Emerging problem, newly recognized issue or oddball infection? Recent identification of H7N2 in cats at a Manhattan animal shelter has raised recurring concerns about animal health, human health and the movement of influenza viruses.
As a quick recap, flu viruses are named (in part) based on the genes coding for two important viral proteins, hemagglutinin and neuraminidase. There are several variations of each each gene, and a number is given to each variation. The flu virus strain is then named accordingly: H5N1, H3N2 or, in this case, H7N2.
It’s interesting but not particularly surprising for a flu outbreak to occur at an animal shelter. We know that cats are susceptible to various human and avian influenza viruses. They don’t tend to spread very far since they’re not really designed to live in cats. The fact that this outbreak is caused by an H7N2 virus is interesting. H7N2 influenza is a rarely diagnosed strain, being of avian origin with only a handful of cases diagnosed in people.
Whatever the original source was, at least 45 cats became infected (unclear whether these were all confirmed or only suspected cases), with no cases in dogs or other species at the shelter. Fortunately, as is often the case, the cats didn’t get particularly sick.
People who have been in close contact with the affected cats are being tested. This is an unusual (but interesting) response, since in my experience most often the “wait and see” approach is used, whereby people are only tested if they developed signs consistent with flu. This isn’t often done because of the cost, effort and relatively low likelihood of an action in response to the results. It can provide some useful information, though, and is probably particularly important with a rare strain like this.
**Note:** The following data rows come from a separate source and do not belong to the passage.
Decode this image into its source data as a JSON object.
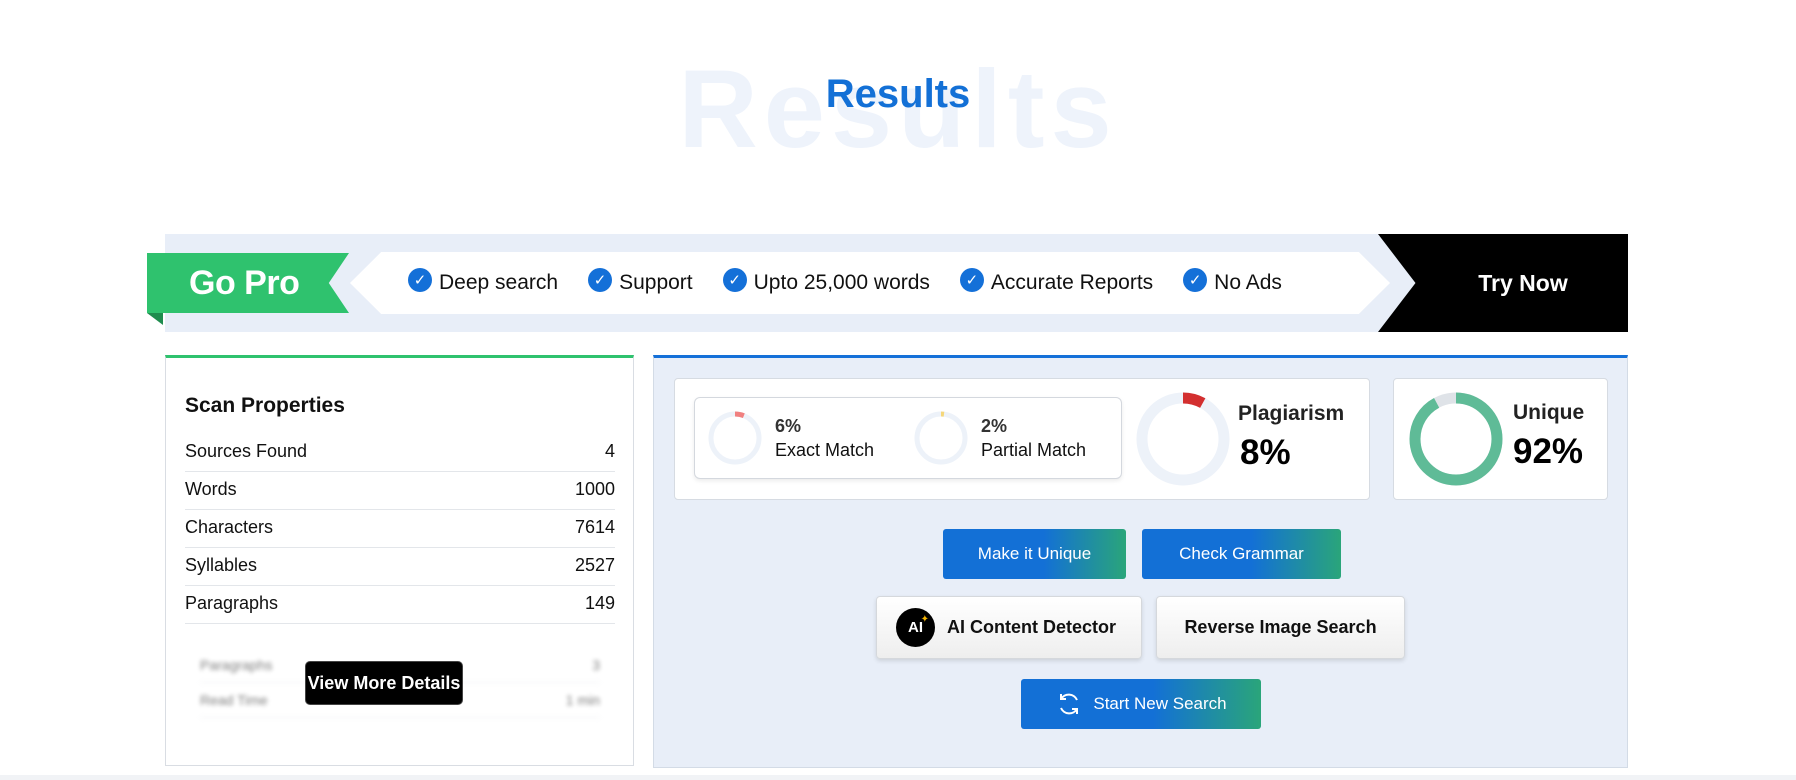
{
  "heading": {
    "watermark": "Results",
    "title": "Results"
  },
  "promo": {
    "badge": "Go Pro",
    "features": [
      "Deep search",
      "Support",
      "Upto 25,000 words",
      "Accurate Reports",
      "No Ads"
    ],
    "cta": "Try Now"
  },
  "scan": {
    "title": "Scan Properties",
    "rows": [
      {
        "label": "Sources Found",
        "value": "4"
      },
      {
        "label": "Words",
        "value": "1000"
      },
      {
        "label": "Characters",
        "value": "7614"
      },
      {
        "label": "Syllables",
        "value": "2527"
      },
      {
        "label": "Paragraphs",
        "value": "149"
      }
    ],
    "blurred_rows": [
      {
        "label": "Paragraphs",
        "value": "3"
      },
      {
        "label": "Read Time",
        "value": "1 min"
      }
    ],
    "more_button": "View More Details"
  },
  "results": {
    "exact": {
      "pct": "6%",
      "label": "Exact Match",
      "fraction": 0.06,
      "color": "#f08080"
    },
    "partial": {
      "pct": "2%",
      "label": "Partial Match",
      "fraction": 0.02,
      "color": "#f5d77a"
    },
    "plagiarism": {
      "label": "Plagiarism",
      "value": "8%",
      "fraction": 0.08,
      "color": "#d32f2f"
    },
    "unique": {
      "label": "Unique",
      "value": "92%",
      "fraction": 0.92,
      "color": "#5fbb97"
    },
    "buttons": {
      "make_unique": "Make it Unique",
      "check_grammar": "Check Grammar",
      "ai_detector": "AI Content Detector",
      "ai_icon": "AI",
      "reverse_image": "Reverse Image Search",
      "new_search": "Start New Search"
    }
  }
}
The facility is currently quarantined and is being disinfected. Disinfection isn’t a huge component of flu control since the virus doesn’t live too long on surfaces outside the body, and transmission directly from infected individuals (animal or humans) is the main risk. However, it’s an easy(-ish) thing to do, might be of some use in highly contaminated environments, and it also buys time to watch for further cases.
It’s assumed that November 12th was the earliest potential infection date, and health officials are contacting people who adopted cats after that time. The risk posed by a cat adopted a while ago is low to non-existent, since flu virus shedding tends to be very short term. Evaluation of whether people who adopted cats during this time were more likely to report flu-like illness compared to a control group (people who didn’t adopt cats or people who adopted cats outside of this period) would help determine if there was likely any subsequent transmission to household members.
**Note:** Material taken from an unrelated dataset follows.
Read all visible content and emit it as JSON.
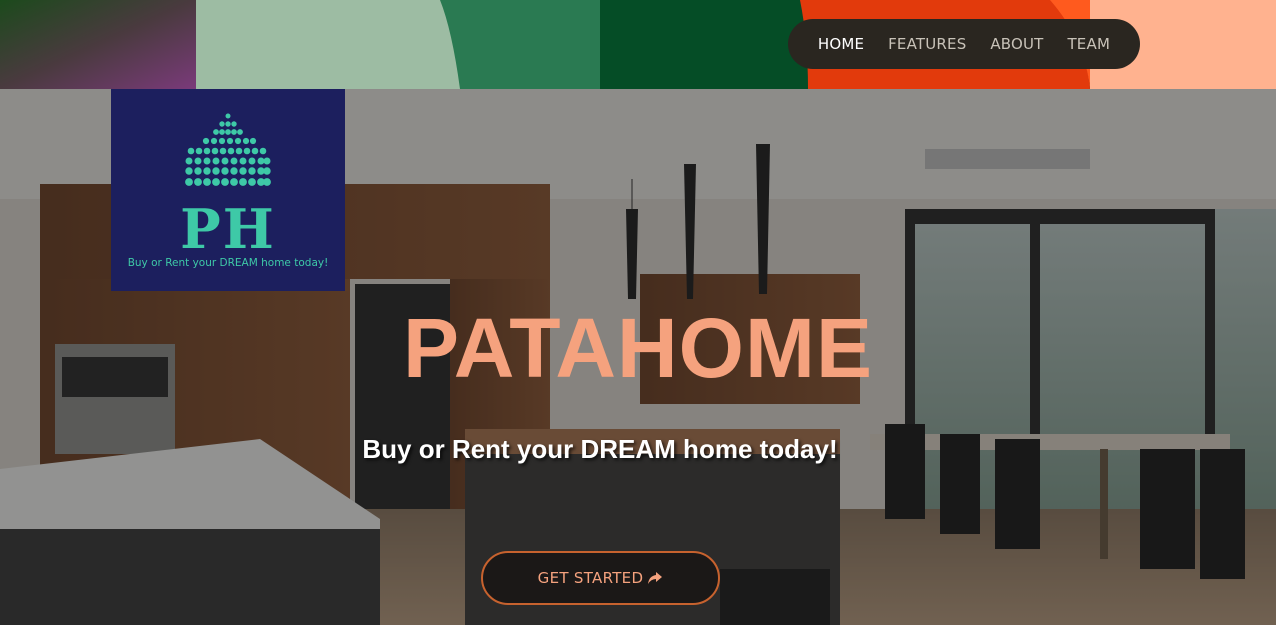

As with most flu outbreaks, with reasonable containment, this should burn itself out. There is no longterm carrier state for influenza, so infected cats (and people) have to encounter a susceptible individual during their relatively short virus shedding period in order to pass on the infection. If that can be stopped, or when all susceptible individuals get infected (and therefore become no longer susceptible), flu should disappear from a closed population like this.